Easy Turkey Tenderloin
This easy turkey tenderloin is oven baked with vegetables, white wine, and broth for a tender, juicy dinner that comes together with minimal prep.
Prep Time10 minutes mins
Cook Time40 minutes mins
Total Time50 minutes mins
Course: Dinner
Cuisine: American
Servings: 4 servings
Author: Katie G.
- 1 tablespoon olive oil plus more for coating
- 1 cup carrots sliced (1/4-inch)
- 1/2 cup yellow onion thinly sliced
- 1/2 cup sweet red pepper
- 1 pound turkey tenderloin
- salt and pepper to taste
- 1/2 cup white wine
- 1/2 cup chicken broth
- 1/2 teaspoon garlic powder
- 1/4 teaspoon dried rosemary crushed
Preheat the oven to 400°F and lightly coat a large baking dish with olive oil.

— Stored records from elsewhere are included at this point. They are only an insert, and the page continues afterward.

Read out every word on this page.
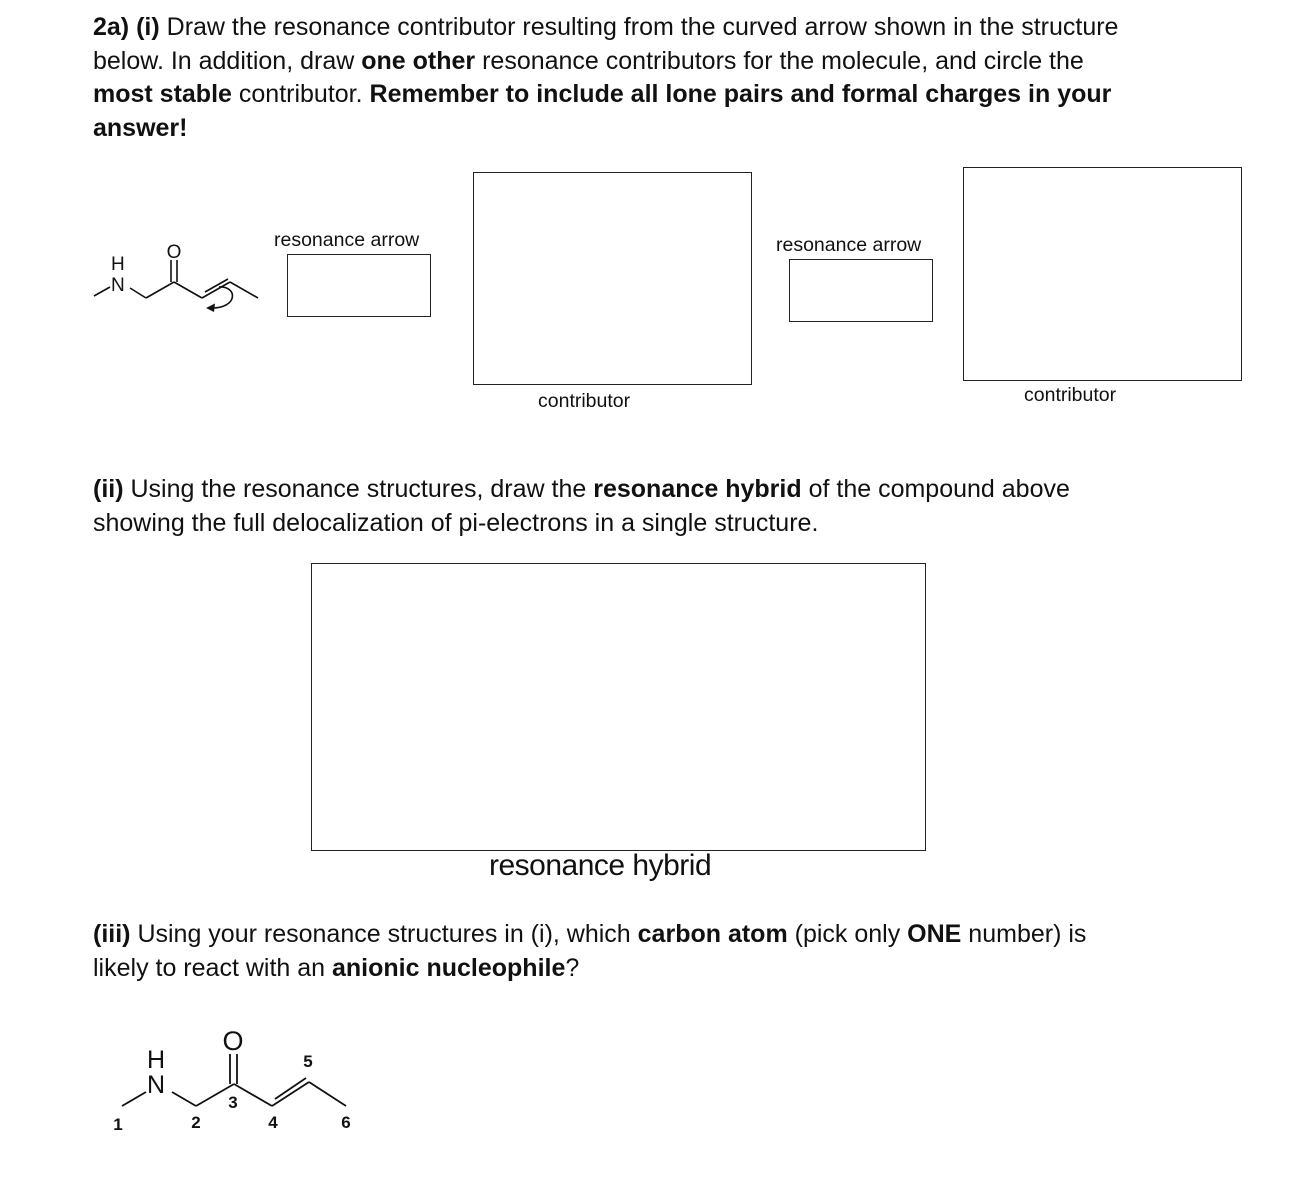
2a) (i) Draw the resonance contributor resulting from the curved arrow shown in the structure
below. In addition, draw one other resonance contributors for the molecule, and circle the
most stable contributor. Remember to include all lone pairs and formal charges in your
answer!
H
N
O
resonance arrow
contributor
resonance arrow
contributor
(ii) Using the resonance structures, draw the resonance hybrid of the compound above
showing the full delocalization of pi-electrons in a single structure.
resonance hybrid
(iii) Using your resonance structures in (i), which carbon atom (pick only ONE number) is
likely to react with an anionic nucleophile?
H
N
O
1	2
3
4
5
6
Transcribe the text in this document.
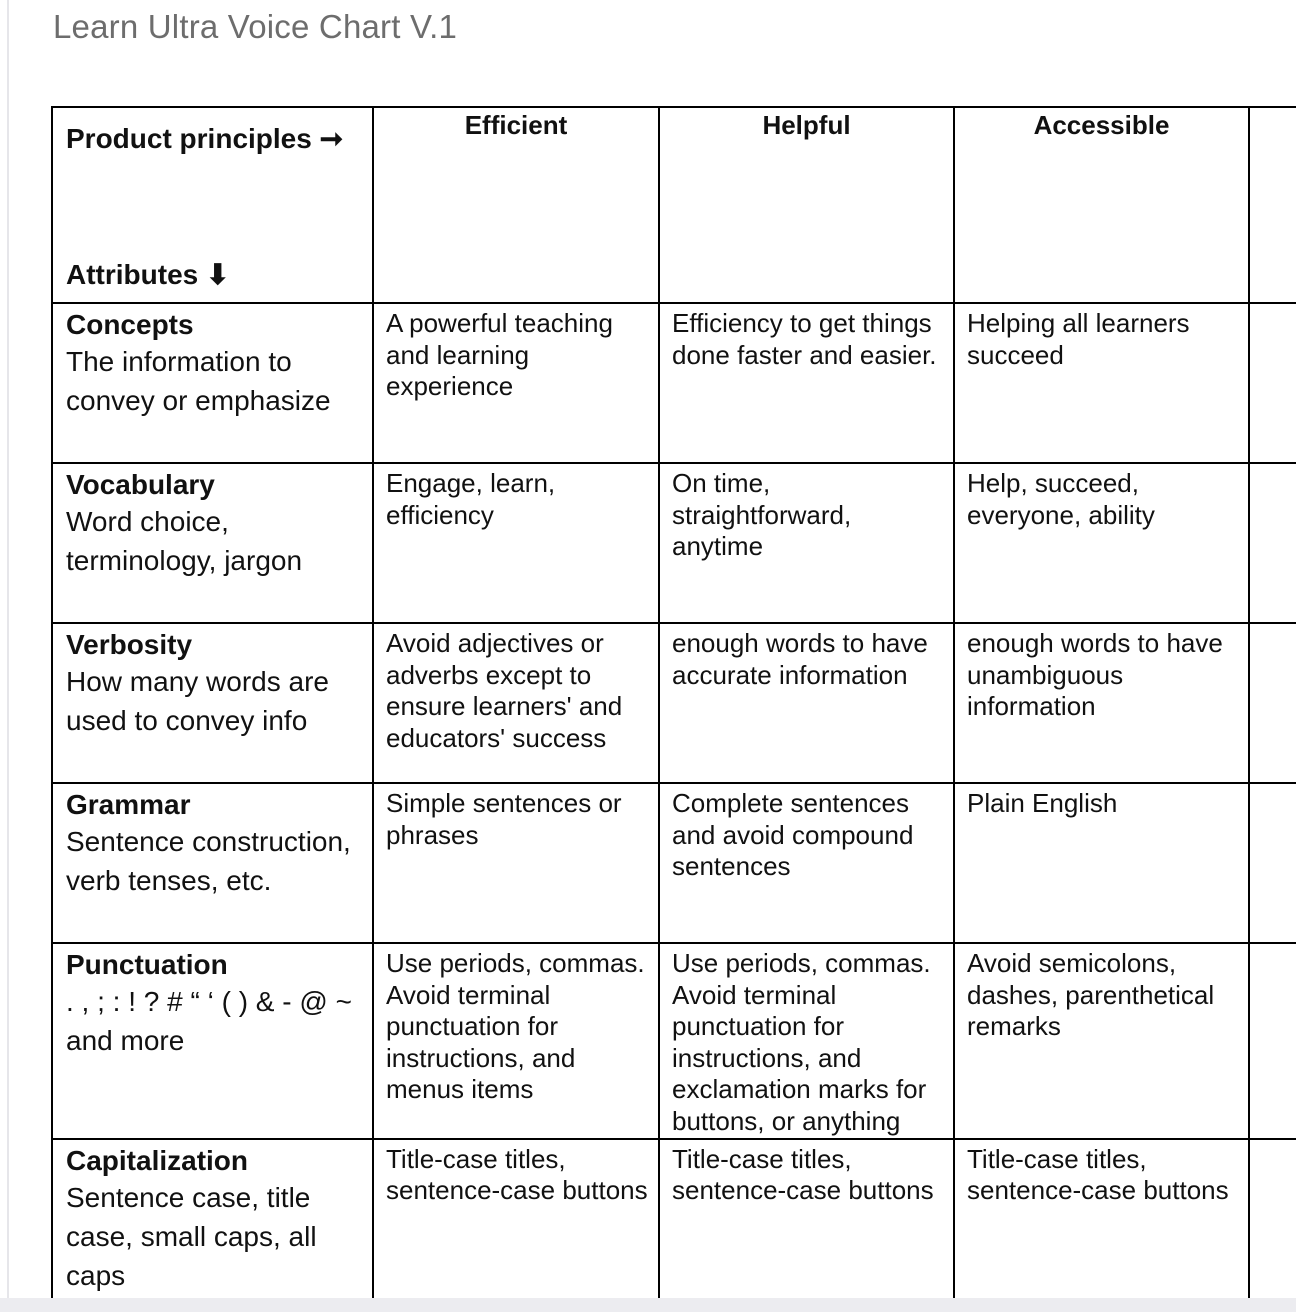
Learn Ultra Voice Chart V.1
Product principles ➞
Attributes ⬇	Efficient	Helpful	Accessible	

Concepts
The information to convey or emphasize	A powerful teaching and learning experience	Efficiency to get things done faster and easier.	Helping all learners succeed	

Vocabulary
Word choice, terminology, jargon	Engage, learn, efficiency	On time, straightforward, anytime	Help, succeed, everyone, ability	

Verbosity
How many words are used to convey info	Avoid adjectives or adverbs except to ensure learners' and educators' success	enough words to have accurate information	enough words to have unambiguous information	

Grammar
Sentence construction, verb tenses, etc.	Simple sentences or phrases	Complete sentences and avoid compound sentences	Plain English	

Punctuation
. , ; : ! ? # “ ‘ ( ) & - @ ~ and more	Use periods, commas. Avoid terminal punctuation for instructions, and menus items	Use periods, commas. Avoid terminal punctuation for instructions, and exclamation marks for buttons, or anything	Avoid semicolons, dashes, parenthetical remarks	

Capitalization
Sentence case, title case, small caps, all caps	Title-case titles, sentence-case buttons	Title-case titles, sentence-case buttons	Title-case titles, sentence-case buttons	
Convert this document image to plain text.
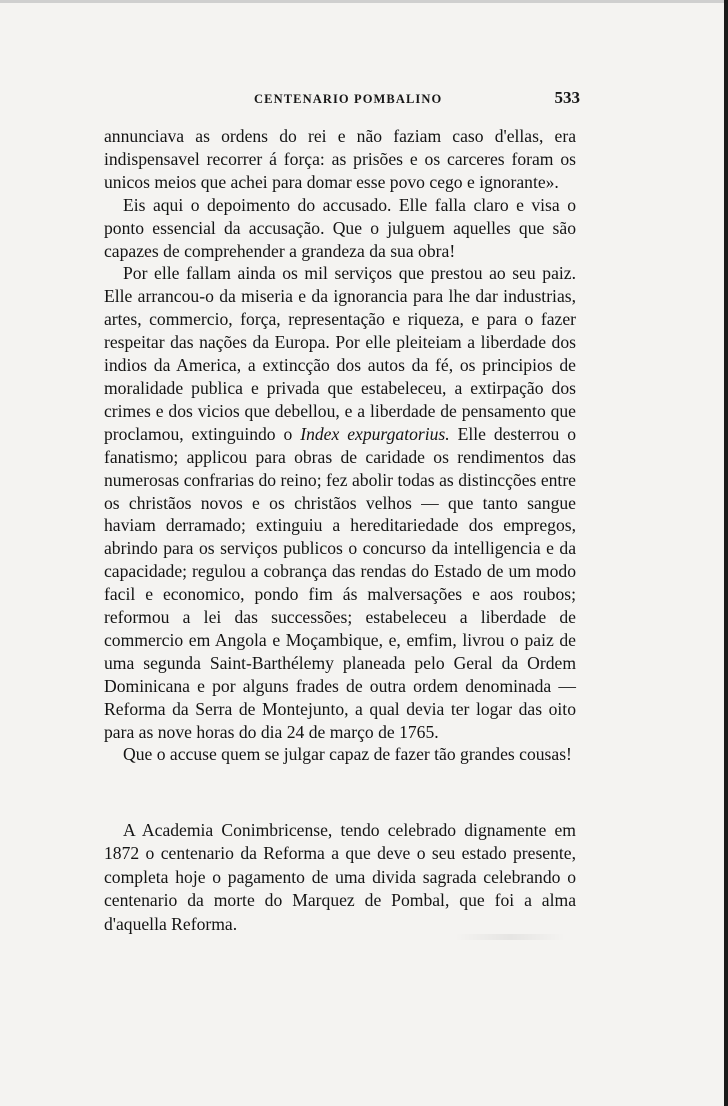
CENTENARIO POMBALINO	533

annunciava as ordens do rei e não faziam caso d'ellas, era indispensavel recorrer á força: as prisões e os carceres foram os unicos meios que achei para domar esse povo cego e ignorante».

Eis aqui o depoimento do accusado. Elle falla claro e visa o ponto essencial da accusação. Que o julguem aquelles que são capazes de comprehender a grandeza da sua obra!

Por elle fallam ainda os mil serviços que prestou ao seu paiz. Elle arrancou-o da miseria e da ignorancia para lhe dar industrias, artes, commercio, força, representação e riqueza, e para o fazer respeitar das nações da Europa. Por elle pleiteiam a liberdade dos indios da America, a extincção dos autos da fé, os principios de moralidade publica e privada que estabeleceu, a extirpação dos crimes e dos vicios que debellou, e a liberdade de pensamento que proclamou, extinguindo o Index expurgatorius. Elle desterrou o fanatismo; applicou para obras de caridade os rendimentos das numerosas confrarias do reino; fez abolir todas as distincções entre os christãos novos e os christãos velhos — que tanto sangue haviam derramado; extinguiu a hereditariedade dos empregos, abrindo para os serviços publicos o concurso da intelligencia e da capacidade; regulou a cobrança das rendas do Estado de um modo facil e economico, pondo fim ás malversações e aos roubos; reformou a lei das successões; estabeleceu a liberdade de commercio em Angola e Moçambique, e, emfim, livrou o paiz de uma segunda Saint-Barthélemy planeada pelo Geral da Ordem Dominicana e por alguns frades de outra ordem denominada — Reforma da Serra de Montejunto, a qual devia ter logar das oito para as nove horas do dia 24 de março de 1765.

Que o accuse quem se julgar capaz de fazer tão grandes cousas!

A Academia Conimbricense, tendo celebrado dignamente em 1872 o centenario da Reforma a que deve o seu estado presente, completa hoje o pagamento de uma divida sagrada celebrando o centenario da morte do Marquez de Pombal, que foi a alma d'aquella Reforma.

Add the sliced carrots, onion, and red pepper to the dish. Drizzle with olive oil and toss to coat, then spread them out in an even layer.
Season the turkey tenderloin generously with salt and pepper on all sides and place it on top of the vegetables.
In a small bowl, stir together the white wine, chicken broth, garlic powder, and dried rosemary. Pour the mixture over the turkey and vegetables.
Cover the dish tightly with foil and bake for 30–40 minutes, until the turkey reaches 160°F in the thickest part.
Remove the foil and switch the oven to high broil. Broil for 4–5 minutes, watching closely, until the top is lightly browned.
Let the turkey rest for 10 minutes before slicing and serving.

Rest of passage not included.